Por eso en el capitalismo deja, por un lado, de tener sentido la distinción entre sociedad civil y Estado. Y cobra, en cambio, pleno sentido la tesis aristotélica de la anterioridad ontológica de la ciudad con respecto al ciudadano. Un siervo de la gleba podía subsistir y seguir ejerciendo su función productiva en el supuesto de que despareciera la sobrestructura feudal en la que su actividad quedaba inserta. Un asalariado moderno desaparece como tal y probablemente perece como ser viviente si desaparece el orden capitalista del que es una insignificante pieza intercambiable (a no ser, claro está, que la desaparición de ese sistema vaya inmediatamente seguida por la aparición de un sistema alternativo).

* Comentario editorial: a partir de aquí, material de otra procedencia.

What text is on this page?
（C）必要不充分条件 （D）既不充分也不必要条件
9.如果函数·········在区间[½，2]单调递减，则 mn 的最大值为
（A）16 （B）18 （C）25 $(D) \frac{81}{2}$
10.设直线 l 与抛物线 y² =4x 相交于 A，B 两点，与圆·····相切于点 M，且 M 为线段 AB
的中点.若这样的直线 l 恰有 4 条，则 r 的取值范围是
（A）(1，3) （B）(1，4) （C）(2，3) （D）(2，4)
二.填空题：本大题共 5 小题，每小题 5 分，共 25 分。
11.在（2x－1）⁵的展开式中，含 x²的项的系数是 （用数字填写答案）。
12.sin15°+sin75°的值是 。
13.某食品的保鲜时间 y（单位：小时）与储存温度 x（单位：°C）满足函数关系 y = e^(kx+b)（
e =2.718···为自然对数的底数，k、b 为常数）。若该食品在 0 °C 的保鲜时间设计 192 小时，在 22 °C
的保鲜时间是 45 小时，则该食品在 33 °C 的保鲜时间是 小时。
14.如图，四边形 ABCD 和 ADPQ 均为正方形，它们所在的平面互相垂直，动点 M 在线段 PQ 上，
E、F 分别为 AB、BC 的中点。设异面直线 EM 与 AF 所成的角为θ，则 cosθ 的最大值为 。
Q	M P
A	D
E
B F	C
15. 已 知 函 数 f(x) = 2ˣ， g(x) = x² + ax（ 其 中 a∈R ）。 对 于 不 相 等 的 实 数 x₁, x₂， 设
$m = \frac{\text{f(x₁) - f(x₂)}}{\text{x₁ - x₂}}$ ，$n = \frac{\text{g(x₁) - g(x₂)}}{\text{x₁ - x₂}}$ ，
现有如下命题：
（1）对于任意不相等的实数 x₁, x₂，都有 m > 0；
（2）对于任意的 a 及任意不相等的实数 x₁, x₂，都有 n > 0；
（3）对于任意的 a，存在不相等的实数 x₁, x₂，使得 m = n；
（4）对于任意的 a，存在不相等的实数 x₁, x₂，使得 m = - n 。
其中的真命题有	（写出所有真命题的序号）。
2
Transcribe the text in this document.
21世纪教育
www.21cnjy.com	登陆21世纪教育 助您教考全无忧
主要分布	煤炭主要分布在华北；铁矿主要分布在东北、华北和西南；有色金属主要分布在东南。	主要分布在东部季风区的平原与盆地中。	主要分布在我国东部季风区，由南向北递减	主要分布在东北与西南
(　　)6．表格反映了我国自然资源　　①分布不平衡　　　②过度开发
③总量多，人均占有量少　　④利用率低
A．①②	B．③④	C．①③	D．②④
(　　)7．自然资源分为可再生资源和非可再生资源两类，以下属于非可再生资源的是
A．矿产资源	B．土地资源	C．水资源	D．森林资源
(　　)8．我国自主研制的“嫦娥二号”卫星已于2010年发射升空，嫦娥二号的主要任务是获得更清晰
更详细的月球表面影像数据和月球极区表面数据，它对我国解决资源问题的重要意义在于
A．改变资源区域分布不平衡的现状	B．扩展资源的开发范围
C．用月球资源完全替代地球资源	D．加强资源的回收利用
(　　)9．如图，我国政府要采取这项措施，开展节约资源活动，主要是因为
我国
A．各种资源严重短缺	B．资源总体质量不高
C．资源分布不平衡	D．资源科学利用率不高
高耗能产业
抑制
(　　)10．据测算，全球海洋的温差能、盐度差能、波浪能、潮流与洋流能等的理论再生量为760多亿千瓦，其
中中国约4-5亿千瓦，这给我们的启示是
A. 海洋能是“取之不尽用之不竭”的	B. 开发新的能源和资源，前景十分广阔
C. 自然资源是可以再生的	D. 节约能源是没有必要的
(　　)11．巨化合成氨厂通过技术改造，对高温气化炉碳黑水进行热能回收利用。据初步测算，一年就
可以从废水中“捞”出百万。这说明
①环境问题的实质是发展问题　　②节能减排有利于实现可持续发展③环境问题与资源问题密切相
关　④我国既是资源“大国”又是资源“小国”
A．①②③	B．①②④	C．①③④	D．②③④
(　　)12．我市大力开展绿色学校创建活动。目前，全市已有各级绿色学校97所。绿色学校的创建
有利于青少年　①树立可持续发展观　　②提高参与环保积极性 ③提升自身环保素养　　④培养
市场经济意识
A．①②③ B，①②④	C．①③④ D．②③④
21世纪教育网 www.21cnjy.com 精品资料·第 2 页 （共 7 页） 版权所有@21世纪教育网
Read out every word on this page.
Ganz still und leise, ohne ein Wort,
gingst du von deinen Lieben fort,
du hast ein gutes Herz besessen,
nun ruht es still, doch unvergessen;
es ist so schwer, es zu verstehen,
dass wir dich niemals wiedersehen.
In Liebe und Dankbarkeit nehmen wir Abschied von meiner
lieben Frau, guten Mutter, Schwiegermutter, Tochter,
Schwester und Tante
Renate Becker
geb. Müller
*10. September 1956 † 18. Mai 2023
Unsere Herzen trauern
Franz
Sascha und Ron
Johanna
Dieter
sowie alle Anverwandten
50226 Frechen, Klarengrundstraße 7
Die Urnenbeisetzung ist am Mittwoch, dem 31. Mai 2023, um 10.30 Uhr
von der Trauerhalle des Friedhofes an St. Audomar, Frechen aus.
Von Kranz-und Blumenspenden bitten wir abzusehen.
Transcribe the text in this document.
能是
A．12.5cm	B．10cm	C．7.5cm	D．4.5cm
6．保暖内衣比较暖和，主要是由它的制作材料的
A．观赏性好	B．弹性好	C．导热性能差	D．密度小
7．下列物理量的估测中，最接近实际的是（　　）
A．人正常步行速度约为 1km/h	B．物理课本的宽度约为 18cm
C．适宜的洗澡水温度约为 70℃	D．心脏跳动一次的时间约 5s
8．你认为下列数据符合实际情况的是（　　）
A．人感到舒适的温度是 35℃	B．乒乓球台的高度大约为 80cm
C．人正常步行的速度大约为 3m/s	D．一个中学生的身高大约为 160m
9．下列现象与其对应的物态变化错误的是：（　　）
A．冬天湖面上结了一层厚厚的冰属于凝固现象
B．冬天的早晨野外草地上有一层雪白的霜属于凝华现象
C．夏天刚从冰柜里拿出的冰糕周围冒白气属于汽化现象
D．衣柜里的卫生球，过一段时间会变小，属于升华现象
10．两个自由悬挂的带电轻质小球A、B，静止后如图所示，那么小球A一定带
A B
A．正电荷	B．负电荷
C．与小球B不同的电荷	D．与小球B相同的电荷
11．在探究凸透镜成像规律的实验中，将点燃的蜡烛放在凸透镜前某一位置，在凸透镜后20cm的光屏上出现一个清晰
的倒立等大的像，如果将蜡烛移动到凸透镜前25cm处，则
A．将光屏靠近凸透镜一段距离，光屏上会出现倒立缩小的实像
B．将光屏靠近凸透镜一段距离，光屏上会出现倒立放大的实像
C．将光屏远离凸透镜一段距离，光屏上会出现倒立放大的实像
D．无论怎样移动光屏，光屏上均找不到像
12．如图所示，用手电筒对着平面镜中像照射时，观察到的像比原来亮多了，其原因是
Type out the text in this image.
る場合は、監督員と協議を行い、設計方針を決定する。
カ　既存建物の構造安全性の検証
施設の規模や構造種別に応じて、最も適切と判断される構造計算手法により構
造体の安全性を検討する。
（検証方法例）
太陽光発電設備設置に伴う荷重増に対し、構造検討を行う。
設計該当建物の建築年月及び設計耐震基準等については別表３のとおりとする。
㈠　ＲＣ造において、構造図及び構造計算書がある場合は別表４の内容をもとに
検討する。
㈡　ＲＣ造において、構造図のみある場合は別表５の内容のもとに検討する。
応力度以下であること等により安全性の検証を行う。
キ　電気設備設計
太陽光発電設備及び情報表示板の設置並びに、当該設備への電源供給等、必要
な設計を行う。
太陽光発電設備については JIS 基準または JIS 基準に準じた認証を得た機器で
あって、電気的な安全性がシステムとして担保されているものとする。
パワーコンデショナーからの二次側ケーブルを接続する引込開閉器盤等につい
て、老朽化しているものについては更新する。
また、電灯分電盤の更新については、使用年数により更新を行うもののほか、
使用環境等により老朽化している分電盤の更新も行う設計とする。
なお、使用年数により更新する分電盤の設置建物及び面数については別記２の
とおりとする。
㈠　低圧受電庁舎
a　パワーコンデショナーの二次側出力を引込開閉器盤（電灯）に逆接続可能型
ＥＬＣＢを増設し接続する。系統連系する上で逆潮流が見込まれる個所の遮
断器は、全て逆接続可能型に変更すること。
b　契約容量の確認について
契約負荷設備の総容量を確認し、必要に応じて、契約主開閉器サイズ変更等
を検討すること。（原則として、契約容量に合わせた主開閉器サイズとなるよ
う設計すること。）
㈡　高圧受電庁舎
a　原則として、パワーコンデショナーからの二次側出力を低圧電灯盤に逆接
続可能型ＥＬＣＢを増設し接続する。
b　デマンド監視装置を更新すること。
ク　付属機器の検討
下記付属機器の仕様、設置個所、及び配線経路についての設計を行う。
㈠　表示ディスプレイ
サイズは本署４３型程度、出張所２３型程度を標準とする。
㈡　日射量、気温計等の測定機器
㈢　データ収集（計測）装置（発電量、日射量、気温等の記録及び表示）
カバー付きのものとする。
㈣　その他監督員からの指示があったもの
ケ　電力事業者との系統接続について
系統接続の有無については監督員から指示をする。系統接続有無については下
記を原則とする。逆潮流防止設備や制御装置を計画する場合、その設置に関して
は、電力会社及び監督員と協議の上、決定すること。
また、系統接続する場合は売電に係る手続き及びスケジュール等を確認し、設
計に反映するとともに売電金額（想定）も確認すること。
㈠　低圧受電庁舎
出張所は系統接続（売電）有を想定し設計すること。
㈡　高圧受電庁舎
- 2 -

Pues bien, la sospecha que anticipábamos al comienzo de esta reflexión, a saber, que el nuevo republicanismo de cuño anglosajón (ejemplificado, entre otros, por Pettit) es un mero trasunto del viejo liberalismo, queda confirmada al constatar que la «nueva» teoría política preconiza como criterio decisivo de toda sociedad justa la llamada «ausencia de dominación». No es ésta, a mi entender, sino una mera reformulación de la concepción negativa de la libertad, típica del liberalismo, tanto político como económico: el Estado debe limitarse a defender la autonomía de los individuos. Pero ¿tiene eso algún sentido cuando la gran masa de los presuntos individuos no son realmente tales, pues carecen por completo de autonomía? Sólo tiene sentido, como ya hemos dicho, para las élites. Pero ya Platón consideraba inaceptable una organización social dual, que él veía atinadamente no como una ciudad, sino como dos ciudades. Una teoría como la pseudorrepublicana, que pone dogmática y antidialécticamente al individuo por delante de la comunidad cuando la esfera propiamente individual se reduce en la gran mayoría de los casos a la mera unidad biológica, acaba justificando y reforzando esa dualidad propia de toda sociedad de clases.

Una república en sentido fuerte, clásico, ha de ser un todo integrado, no una mera suma de partes. Un todo en constante interacción dialéctica con sus partes, generador de libertad positiva, que permita justamente que en su seno se constituyan y crezcan verdaderas individualidades.

Nota:

1 Aristóteles, Política, I 2, 1253a18-29.